Trefethen, Jared M. 17 February 2005 (has links)
The primary objective was to study the kinetics of folding of RNase Sa. Wild-type RNase Sa does not contain tryptophan. A tryptophan was substituted at residue 81 (WT*) to allow fluorescence spectroscopy to be used to monitor folding. This tryptophan mutation did not change the stability. An analysis of the folding kinetics of RNase Sa showed two folding phases, indicating the presence of an intermediate and consistent with the following mechanism: D ↔ I ↔ N. Both refolding limbs of the chevron plot (abcissa = final conc. of denaturant and ordinate = kinetic rate) had non-zero slopes suggesting that proline isomerization was not rate-limiting. The conformational stability of a charge-reversed variant, WT*(D17R), of a surface exposed residue on RNase Sa has been studied by equilibrium techniques. This mutant with a single amino acid charge reversal of a surface exposed residue resulted in decreased stability. Calculations using Coulomb’s Law suggested that favorable electrostatic interactions in the denatured state were the cause for the decreased stability for the charge-reversed variant.
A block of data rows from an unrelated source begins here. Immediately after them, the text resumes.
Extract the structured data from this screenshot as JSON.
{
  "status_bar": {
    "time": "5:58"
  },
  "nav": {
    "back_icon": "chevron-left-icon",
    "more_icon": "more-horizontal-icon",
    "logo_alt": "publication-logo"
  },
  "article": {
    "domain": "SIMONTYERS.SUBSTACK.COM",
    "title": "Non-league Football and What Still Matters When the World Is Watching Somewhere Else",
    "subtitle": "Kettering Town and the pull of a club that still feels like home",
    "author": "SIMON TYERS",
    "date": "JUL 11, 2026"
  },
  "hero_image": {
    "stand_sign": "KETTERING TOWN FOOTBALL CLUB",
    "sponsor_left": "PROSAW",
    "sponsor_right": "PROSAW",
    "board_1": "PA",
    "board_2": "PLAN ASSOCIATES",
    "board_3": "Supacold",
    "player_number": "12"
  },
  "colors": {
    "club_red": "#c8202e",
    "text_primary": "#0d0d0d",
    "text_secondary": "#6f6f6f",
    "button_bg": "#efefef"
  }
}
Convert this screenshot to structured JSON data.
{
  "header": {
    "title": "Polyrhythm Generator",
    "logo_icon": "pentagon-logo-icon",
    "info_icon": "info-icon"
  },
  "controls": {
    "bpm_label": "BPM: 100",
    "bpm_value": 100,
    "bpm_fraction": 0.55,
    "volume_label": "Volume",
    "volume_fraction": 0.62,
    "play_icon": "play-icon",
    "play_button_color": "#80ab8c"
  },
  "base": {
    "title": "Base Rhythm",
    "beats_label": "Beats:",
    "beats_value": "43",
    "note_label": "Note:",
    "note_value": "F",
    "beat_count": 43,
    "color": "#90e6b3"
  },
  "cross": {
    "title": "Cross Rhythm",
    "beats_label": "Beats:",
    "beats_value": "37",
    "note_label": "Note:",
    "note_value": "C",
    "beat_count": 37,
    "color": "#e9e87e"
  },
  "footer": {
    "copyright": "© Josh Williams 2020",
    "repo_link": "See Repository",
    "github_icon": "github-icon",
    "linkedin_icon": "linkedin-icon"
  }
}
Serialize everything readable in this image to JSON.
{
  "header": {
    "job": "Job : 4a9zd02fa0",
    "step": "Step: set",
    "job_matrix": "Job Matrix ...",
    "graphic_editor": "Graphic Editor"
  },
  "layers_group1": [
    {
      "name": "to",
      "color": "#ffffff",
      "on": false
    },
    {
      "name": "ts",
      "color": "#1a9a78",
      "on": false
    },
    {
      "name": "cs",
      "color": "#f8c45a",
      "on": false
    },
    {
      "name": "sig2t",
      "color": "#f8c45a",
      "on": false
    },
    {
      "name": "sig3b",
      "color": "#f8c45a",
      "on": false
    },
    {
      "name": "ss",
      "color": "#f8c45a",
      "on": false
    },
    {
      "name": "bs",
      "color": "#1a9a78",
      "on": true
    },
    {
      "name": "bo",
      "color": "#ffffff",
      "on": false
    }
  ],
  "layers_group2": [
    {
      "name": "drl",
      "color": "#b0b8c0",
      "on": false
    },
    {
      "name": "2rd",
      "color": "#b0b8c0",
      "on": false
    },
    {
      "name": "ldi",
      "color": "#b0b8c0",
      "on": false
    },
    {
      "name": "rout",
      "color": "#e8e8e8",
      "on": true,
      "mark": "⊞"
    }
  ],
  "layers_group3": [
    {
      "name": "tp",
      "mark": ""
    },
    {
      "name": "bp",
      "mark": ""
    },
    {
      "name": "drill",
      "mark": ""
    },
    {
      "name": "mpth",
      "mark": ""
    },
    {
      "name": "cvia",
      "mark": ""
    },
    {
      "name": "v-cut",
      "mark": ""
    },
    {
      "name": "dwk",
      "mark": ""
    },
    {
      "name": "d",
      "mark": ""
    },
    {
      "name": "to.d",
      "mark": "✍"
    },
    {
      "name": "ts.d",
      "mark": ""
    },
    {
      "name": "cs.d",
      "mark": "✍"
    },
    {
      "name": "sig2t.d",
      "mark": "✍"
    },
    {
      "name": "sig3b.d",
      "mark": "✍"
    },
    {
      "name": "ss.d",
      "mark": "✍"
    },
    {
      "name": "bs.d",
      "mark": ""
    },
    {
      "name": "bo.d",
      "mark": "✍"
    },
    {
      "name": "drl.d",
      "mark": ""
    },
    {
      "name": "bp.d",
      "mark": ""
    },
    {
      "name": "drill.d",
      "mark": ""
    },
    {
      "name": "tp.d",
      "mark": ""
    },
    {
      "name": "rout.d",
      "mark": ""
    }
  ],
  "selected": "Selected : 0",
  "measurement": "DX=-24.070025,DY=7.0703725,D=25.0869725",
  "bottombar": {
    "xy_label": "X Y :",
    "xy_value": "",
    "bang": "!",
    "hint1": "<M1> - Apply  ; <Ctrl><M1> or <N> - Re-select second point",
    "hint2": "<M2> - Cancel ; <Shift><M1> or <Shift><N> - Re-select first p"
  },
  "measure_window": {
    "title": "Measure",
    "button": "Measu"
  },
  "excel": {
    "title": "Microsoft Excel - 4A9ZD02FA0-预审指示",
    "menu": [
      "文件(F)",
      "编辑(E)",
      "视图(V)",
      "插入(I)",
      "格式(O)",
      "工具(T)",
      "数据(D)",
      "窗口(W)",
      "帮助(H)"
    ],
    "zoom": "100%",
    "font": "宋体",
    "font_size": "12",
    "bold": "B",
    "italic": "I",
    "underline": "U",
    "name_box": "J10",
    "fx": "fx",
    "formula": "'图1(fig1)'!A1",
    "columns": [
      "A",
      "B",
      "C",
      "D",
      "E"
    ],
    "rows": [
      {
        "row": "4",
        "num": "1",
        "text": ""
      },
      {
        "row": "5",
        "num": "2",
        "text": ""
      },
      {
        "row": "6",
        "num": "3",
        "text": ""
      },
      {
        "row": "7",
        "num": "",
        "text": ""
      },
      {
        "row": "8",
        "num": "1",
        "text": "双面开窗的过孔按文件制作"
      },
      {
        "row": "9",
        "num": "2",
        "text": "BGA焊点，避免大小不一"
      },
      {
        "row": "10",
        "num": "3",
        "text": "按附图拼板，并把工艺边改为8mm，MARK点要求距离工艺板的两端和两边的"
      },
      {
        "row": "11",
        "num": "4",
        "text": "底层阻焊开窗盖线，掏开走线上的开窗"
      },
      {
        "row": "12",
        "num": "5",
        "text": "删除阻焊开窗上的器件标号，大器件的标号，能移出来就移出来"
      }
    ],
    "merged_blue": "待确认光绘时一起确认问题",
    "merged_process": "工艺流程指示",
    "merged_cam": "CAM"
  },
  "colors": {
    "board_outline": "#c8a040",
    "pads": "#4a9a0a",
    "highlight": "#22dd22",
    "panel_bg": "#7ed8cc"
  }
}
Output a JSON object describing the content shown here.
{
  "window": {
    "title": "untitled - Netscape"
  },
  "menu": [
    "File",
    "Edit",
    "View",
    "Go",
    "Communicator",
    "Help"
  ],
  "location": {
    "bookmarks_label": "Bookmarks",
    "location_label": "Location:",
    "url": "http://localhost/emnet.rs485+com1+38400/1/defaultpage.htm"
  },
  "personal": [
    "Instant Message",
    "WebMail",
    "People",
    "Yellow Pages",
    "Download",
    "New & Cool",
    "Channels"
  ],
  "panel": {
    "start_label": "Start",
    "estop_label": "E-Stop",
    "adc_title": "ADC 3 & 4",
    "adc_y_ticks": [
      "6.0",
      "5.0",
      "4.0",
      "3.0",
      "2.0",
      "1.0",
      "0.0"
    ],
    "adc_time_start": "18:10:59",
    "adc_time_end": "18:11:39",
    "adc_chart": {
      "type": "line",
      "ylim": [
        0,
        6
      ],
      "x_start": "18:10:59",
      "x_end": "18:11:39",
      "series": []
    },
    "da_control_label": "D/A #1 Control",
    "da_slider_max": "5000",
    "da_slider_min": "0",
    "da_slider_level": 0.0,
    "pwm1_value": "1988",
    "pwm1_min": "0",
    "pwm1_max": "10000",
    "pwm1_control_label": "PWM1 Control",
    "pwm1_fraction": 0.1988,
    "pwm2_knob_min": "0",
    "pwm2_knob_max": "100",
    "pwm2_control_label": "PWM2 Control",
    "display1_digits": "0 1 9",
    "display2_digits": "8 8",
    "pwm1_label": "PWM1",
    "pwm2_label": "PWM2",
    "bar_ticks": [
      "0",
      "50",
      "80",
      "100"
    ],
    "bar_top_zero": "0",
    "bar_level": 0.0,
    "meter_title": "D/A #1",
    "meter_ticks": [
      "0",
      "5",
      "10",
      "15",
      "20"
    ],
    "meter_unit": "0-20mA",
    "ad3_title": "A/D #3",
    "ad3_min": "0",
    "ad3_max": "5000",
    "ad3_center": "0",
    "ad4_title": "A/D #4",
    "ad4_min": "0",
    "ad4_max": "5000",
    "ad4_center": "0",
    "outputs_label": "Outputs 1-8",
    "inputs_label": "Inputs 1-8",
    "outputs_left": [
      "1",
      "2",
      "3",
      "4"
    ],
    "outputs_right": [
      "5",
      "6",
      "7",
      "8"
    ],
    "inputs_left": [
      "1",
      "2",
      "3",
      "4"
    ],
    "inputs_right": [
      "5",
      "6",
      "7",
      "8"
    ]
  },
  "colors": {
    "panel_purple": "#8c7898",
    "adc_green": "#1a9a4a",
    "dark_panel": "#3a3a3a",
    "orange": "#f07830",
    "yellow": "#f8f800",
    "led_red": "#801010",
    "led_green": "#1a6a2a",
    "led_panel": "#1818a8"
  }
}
Folding and unfolding kinetic studies were designed and conducted to study the charge-reversal effect. Unfolding kinetics showed a 10-fold increase in the unfolding rate constant for WT*(D17R) over WT* and no difference in the rate of refolding. Kinetics experiments were also conducted at pH 3 where protonation of Asp17 (charge reversal site) would be expected to negate the observed kinetic effect. At pH 3 the kinetics of unfolding of WT* RNase Sa and the WT*(D17R) mutant were more similar. These kinetic results indicate that a single-site charge reversal lowered the free energy of the denatured state as suspected. Additionally, the results showed that the transition state was stabilized as well. These results show that a specific Coulombic interaction lowered the free energy in the denatured and transition state of the charge-reversal mutant, more than in WT*. To our knowledge, this is the first demonstration that a favorable electrostatic interaction in the denatured state ensemble has been shown to influence the unfolding kinetics of a protein.